I took the card just to get rid of him, jammed it into my back pocket and forgot about it. I watched just to see what he drove but he went into the SkyTrain station and was lost in the heading-downtown crowds.

I made another few bucks and then strolled over to Needle Park to see what was going on. It was a good time, for some punker kids had put together an impromptu concert they were calling a protest and before long the cops showed up. They couldn't do anything but stare as two of the girls went bare-chested in some kind of political statement. The night was smooth by the water and even after the punkers left and I was alone with the bicycle guys cruising for dropped joints I was peaceful as a seagull on a dump. There was plenty to go around and by the time the dew fell I'd found a hedge and was wrapped up in my sleeping bag.

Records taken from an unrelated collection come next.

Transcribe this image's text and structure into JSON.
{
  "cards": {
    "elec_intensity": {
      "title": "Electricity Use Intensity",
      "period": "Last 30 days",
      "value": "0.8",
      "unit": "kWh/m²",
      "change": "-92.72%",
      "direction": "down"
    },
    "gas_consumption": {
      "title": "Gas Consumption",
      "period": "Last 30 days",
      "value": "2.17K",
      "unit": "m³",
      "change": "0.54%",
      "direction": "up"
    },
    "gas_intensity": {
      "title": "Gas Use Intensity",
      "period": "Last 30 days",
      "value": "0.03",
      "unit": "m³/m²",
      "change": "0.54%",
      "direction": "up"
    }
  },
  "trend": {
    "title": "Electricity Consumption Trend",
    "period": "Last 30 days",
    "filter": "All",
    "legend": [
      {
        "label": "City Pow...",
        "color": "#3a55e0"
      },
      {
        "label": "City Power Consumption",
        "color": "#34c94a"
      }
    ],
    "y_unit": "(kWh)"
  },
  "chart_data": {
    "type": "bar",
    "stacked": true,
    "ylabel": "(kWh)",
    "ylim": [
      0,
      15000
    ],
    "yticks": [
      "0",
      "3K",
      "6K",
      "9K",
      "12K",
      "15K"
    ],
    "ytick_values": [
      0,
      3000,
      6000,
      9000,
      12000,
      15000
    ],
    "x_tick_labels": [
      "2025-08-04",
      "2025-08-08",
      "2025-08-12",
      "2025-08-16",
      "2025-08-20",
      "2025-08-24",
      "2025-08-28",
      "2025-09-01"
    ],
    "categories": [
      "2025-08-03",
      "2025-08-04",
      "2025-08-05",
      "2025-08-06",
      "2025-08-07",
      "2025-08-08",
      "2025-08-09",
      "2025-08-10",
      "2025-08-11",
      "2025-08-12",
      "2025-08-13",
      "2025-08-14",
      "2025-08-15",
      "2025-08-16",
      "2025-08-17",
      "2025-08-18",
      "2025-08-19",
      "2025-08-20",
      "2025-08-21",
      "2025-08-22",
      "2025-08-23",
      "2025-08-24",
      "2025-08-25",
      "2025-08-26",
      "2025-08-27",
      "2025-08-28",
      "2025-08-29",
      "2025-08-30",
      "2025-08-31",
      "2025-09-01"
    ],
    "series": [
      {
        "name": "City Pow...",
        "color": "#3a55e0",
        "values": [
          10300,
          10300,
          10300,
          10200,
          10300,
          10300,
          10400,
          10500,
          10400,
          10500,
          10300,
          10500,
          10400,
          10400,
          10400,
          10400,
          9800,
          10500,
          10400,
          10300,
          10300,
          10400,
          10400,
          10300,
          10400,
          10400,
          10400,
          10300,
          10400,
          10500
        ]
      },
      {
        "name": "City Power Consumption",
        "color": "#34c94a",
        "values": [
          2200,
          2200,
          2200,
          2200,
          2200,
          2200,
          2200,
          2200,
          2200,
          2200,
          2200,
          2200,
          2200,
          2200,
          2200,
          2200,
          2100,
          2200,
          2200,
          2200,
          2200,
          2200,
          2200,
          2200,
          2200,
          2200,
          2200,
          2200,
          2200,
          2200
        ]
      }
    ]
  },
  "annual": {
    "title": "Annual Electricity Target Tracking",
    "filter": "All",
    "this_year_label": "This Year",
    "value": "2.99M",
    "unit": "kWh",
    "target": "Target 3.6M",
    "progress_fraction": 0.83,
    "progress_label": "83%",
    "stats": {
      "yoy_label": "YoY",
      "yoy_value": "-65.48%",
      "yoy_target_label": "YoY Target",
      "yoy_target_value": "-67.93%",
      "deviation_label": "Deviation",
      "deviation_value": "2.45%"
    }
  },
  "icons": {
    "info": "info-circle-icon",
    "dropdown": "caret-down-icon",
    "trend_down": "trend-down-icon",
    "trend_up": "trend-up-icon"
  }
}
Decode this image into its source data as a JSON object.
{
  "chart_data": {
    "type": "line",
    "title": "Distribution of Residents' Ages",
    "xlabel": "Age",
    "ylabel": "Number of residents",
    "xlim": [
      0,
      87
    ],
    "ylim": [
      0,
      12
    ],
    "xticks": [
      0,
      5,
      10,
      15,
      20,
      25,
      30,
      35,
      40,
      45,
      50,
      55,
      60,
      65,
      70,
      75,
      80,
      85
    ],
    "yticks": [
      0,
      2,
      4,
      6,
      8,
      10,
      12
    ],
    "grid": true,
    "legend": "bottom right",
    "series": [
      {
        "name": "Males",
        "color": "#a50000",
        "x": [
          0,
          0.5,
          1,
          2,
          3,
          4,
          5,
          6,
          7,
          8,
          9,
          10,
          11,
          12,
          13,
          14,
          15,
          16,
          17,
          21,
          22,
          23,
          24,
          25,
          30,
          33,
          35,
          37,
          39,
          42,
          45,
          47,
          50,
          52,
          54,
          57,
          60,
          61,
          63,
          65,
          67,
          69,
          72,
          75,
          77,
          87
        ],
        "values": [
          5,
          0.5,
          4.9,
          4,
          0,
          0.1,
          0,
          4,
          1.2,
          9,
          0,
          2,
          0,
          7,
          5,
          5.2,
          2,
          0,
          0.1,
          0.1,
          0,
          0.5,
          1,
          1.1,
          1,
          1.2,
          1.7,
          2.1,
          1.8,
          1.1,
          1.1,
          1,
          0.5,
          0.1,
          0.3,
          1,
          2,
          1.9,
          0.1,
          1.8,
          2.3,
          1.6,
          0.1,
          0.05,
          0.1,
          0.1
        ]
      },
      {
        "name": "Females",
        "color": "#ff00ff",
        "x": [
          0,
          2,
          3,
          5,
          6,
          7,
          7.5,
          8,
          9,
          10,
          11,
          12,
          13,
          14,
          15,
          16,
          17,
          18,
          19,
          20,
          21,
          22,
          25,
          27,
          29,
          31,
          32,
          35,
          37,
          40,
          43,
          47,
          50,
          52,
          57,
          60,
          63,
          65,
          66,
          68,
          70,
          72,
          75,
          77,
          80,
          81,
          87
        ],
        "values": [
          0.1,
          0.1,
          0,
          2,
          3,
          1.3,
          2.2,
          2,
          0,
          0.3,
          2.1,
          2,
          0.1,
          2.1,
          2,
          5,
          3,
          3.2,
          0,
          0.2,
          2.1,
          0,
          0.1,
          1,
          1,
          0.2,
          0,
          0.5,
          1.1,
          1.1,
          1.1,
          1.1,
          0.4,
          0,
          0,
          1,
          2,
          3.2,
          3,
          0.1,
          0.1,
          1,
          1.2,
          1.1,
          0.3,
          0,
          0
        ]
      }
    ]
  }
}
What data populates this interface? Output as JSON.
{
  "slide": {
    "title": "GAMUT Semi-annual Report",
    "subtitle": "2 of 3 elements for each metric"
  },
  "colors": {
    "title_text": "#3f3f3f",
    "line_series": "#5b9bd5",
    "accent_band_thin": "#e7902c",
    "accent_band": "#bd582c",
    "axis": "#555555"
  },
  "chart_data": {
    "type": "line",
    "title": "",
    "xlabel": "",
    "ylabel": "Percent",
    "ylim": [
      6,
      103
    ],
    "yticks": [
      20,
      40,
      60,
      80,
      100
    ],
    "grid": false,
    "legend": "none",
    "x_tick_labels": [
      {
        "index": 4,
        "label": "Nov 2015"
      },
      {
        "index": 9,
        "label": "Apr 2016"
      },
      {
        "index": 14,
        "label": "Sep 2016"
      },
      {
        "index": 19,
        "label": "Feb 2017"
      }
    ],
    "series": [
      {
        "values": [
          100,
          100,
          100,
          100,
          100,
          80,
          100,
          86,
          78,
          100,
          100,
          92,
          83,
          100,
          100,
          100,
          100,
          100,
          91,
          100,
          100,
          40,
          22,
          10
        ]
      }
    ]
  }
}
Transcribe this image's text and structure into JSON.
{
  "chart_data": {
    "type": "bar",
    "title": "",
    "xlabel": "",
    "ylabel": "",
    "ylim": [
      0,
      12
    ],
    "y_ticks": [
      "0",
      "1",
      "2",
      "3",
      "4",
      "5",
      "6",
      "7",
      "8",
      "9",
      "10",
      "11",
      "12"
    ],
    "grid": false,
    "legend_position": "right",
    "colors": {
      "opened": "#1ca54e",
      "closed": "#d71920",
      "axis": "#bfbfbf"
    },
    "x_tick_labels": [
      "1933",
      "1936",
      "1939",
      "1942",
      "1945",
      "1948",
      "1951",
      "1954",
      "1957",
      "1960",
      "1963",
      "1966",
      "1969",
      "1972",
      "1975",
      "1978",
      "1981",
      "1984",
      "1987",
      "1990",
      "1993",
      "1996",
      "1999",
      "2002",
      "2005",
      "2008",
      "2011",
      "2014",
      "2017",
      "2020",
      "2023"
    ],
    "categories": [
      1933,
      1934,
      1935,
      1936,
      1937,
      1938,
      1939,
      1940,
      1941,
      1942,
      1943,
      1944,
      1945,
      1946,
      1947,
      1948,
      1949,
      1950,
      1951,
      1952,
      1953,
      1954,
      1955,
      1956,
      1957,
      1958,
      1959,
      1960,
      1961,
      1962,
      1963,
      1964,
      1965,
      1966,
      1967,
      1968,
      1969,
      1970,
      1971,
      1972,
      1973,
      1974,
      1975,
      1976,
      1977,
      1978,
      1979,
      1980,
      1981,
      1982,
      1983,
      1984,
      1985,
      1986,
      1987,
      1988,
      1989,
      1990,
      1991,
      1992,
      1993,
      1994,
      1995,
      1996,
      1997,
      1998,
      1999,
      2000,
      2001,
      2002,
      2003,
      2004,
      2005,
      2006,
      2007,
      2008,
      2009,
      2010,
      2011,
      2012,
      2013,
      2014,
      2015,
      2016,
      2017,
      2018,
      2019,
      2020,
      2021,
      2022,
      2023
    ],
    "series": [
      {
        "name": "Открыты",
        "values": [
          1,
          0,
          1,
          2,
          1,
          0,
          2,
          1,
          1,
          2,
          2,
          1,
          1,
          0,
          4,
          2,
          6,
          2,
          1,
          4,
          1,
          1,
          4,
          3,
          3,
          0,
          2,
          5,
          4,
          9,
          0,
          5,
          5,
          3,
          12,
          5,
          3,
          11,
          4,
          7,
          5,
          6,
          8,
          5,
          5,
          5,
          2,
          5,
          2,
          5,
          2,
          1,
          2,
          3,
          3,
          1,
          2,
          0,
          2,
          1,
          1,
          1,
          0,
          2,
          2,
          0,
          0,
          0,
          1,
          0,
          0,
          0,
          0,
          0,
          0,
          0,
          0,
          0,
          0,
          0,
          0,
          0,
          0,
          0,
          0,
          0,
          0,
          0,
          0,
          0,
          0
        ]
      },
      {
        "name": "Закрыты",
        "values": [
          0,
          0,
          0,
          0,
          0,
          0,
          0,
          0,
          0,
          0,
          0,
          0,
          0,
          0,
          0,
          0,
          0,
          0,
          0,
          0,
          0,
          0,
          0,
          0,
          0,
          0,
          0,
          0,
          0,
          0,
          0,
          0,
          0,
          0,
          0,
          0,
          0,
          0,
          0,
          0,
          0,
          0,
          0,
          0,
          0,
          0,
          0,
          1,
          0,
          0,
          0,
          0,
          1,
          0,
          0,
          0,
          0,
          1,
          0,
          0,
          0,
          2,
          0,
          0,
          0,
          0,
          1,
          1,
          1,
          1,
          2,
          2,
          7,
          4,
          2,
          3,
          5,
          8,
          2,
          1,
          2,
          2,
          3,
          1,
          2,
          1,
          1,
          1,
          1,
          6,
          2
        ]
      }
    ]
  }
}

If it hadn't of rained the next day, I would've had nothing to do with the suit, but it was steady dripping through the hedge at four in the morning and by the time the commuters were pushing and shoving to work I was pretty wet and miserable. I was thinking I could use a few bucks for a room off Hastings so I walked along Main Street until I found the office. It was in the back of a Chinese joint, and the sweet green pepper smell made me want the money even more. I'd heard some studies paid fifty bucks for watching a movie and writing your answers on a sheet, and I was more than ready to get out of the rain. The humour of it was I probably would have followed a christer home if I thought it would make me a few bucks.

The suit wasn't there, but I put my card on the counter and the woman squatting over the bench scowled at me and then pointed to a take-a-number machine. Oddly, her surliness put me at ease more than anything else. Scammers were generally friendly with everyone. Only legitimate businesses can afford to treat people like dirt. I was wrong about that, as it turned out. Maybe they knew that from some psychology study and so had hired her, or they might have picked the nastiest stump of a woman randomly.

I was almost desperate enough for Good Housekeeping when a man in a lab coat came to get me. I kept the sneer off my face, but I was thinking they were milking it pretty slim if they were thinking a white coat would convince me. He ran me through a few due diligence statements but I didn't bother to read them. I wasn't worried. If they killed me it wouldn't matter pretty soon, and if I was alive I could sue them regardless of what I'd signed.

I've thought since that I should have at least kept some of the paperwork but they didn't offer me a copy and I didn't ask. The fifty bucks was already warming my pocket and they said I'd be done in less than an hour. I was already spending my money along the strip when they led me to an office down the hallway from the waiting room.

Soon I was seated and they'd strapped in my arms and chest. I wasn't too freaked, although it was more Frankenstein than I'd been expecting.

"Just don't fuck with me too much," I joked as they put sensors on my temples and on either side of my heart. The techie grinned with too much teeth showing and then they left the room and turned on a buzz that reminded me of an X-ray machine.